Die Gehaltsverhandlung als Herausforderung

Einen einfach abzuarbeitenden Leitfaden zur Gehaltserhöhung gibt es nicht. Grundlage ist in der Regel eine nachvollziehbare, herausragende Leistung des Dienstnehmers. Den Rahmen geben die Einschätzung durch Vorgesetzte sowie die allgemeine wirtschaftliche Situation des Unternehmens vor.

Karriere allgemein
Veröffentlicht am 31.05.2018 von myjob.ch - Bildquelle: iStock

Der Wunsch nach einer Gehaltserhöhung, die über allfällig im Dienst- oder Rahmenvertrag geregelte automatische Vorrückungen hinaus geht, macht den Dienstnehmer stets zum Bittsteller. Und bringt ihn damit in eine unangenehme Situation.

Hilfreich ist, wenn die entsprechende Möglichkeit beim Eintritt ins Angestelltenverhältnis zumindest schon grundsätzlich besprochen oder wenn sogar eine Gespräch darüber, zum Beispiel nach dem ersten Dienstjahr, vereinbart wurde. Das vielerorts übliche Jahres-Mitarbeitergespräch wird dafür aber in der Regel nicht hergenommen, kann allerdings als Gelegenheit dienen, um ein weiteres Gespräch zu vereinbaren.

Leistung nachvollziehbar machen
Neben der Frage, ob sich das Unternehmen aktuell die Erhöhung von Personalkosten leisten kann und will, spielt natürlich das persönliche Verhältnis zur Entscheidungsträgerin bzw. zum Entscheidungsträger eine wichtige Rolle. Bedeutender ist jedoch, ob die eigene Leistung im Unternehmen nachvollziehbar ist und als heraus ragend betrachtet werden kann. Wenn dem nicht so ist und man einfach sein „Plansoll“ erfüllt hat, kann sich die Chefetage nur all zu leicht auf die bereits gegebene, branchenübliche Leistungsabgeltung berufen.

Eine heraus ragende Leistung ist übrigens nicht durch besonders viele Überstunden definiert. Ganz im Gegenteil könnte deren Anzahl ein Indiz dafür sein, dass jemand seine Arbeit nicht in der dafür vorgesehenen Zeit zu erledigen schafft.
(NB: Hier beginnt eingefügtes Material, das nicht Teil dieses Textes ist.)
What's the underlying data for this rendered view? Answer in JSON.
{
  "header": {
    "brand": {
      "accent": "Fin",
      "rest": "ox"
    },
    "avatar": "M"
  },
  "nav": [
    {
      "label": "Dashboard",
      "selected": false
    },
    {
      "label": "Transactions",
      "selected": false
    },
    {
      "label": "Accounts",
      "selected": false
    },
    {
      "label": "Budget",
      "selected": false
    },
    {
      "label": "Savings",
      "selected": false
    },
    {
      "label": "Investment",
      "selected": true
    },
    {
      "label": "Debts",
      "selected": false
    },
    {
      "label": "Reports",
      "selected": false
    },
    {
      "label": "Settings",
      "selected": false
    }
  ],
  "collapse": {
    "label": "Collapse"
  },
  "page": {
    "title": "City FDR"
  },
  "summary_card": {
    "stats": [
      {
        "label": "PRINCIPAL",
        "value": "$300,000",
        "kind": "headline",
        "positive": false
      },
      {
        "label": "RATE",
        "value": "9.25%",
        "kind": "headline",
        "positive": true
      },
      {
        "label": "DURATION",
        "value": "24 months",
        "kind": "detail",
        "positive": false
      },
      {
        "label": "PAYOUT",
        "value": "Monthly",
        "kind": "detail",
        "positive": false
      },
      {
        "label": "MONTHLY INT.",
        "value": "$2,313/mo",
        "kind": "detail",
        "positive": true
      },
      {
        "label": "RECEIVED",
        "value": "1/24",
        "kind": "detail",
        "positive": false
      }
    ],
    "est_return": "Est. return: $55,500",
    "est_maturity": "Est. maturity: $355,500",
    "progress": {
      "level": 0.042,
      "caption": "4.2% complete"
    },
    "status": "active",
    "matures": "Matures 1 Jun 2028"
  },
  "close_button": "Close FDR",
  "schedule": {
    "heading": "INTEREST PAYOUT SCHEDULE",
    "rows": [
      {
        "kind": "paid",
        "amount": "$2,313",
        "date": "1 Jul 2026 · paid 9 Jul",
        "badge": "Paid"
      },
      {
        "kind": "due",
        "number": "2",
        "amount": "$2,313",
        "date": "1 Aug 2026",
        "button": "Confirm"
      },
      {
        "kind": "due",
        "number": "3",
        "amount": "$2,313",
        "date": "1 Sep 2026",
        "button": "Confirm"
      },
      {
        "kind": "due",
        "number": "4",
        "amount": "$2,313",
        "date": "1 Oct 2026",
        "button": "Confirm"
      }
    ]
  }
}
Die Gegenüberstellung mit der jeweils spezifischen Auftragslage kann hier aber rasch für Aufklärung sorgen.

Insofern lohnt es sich, bereits einige Wochen vor dem angestrebten Gespräch über die Gehaltserhöhung dieses strategisch vorzubereiten: Man notiert sich allfällige außertourliche Auftragserfüllungen und berichtet schließlich im Gespräch über erfolgreiche Projekte, deren Ideengeber man war oder die man selbst umgesetzt hat. Man streicht hervor, wenn ursprünglich nicht geplante Führungsaufgaben - etwa die Leitung der angeführten Projekte - übernommen wurden. Hat man auf diese Weise einen „Türöffner“ gefunden, gilt es eine Zahl zu nennen, die man als faire Entlohnung betrachten würde.
 

Am Ende steht meist der Kompromiss
Dabei sollte man realistisch bleiben, sich im Vorfeld mit der Gehaltsstruktur im Unternehmen auseinander gesetzt haben. Man sollte diese Zahl dann aber auf dieser Basis auch selbstbewusst vertreten. Vorgesetzten ein Ultimatum zu setzen oder mit Kündigung zu drohen, falls dem Wunsch nicht stattgegeben wird, ist definitiv ein No-go. Jedoch ist die Frage erlaubt, bis wann mit einer Entscheidung - deren Ergebnis meist ein Kompromiss sein wird - gerechnet werden darf.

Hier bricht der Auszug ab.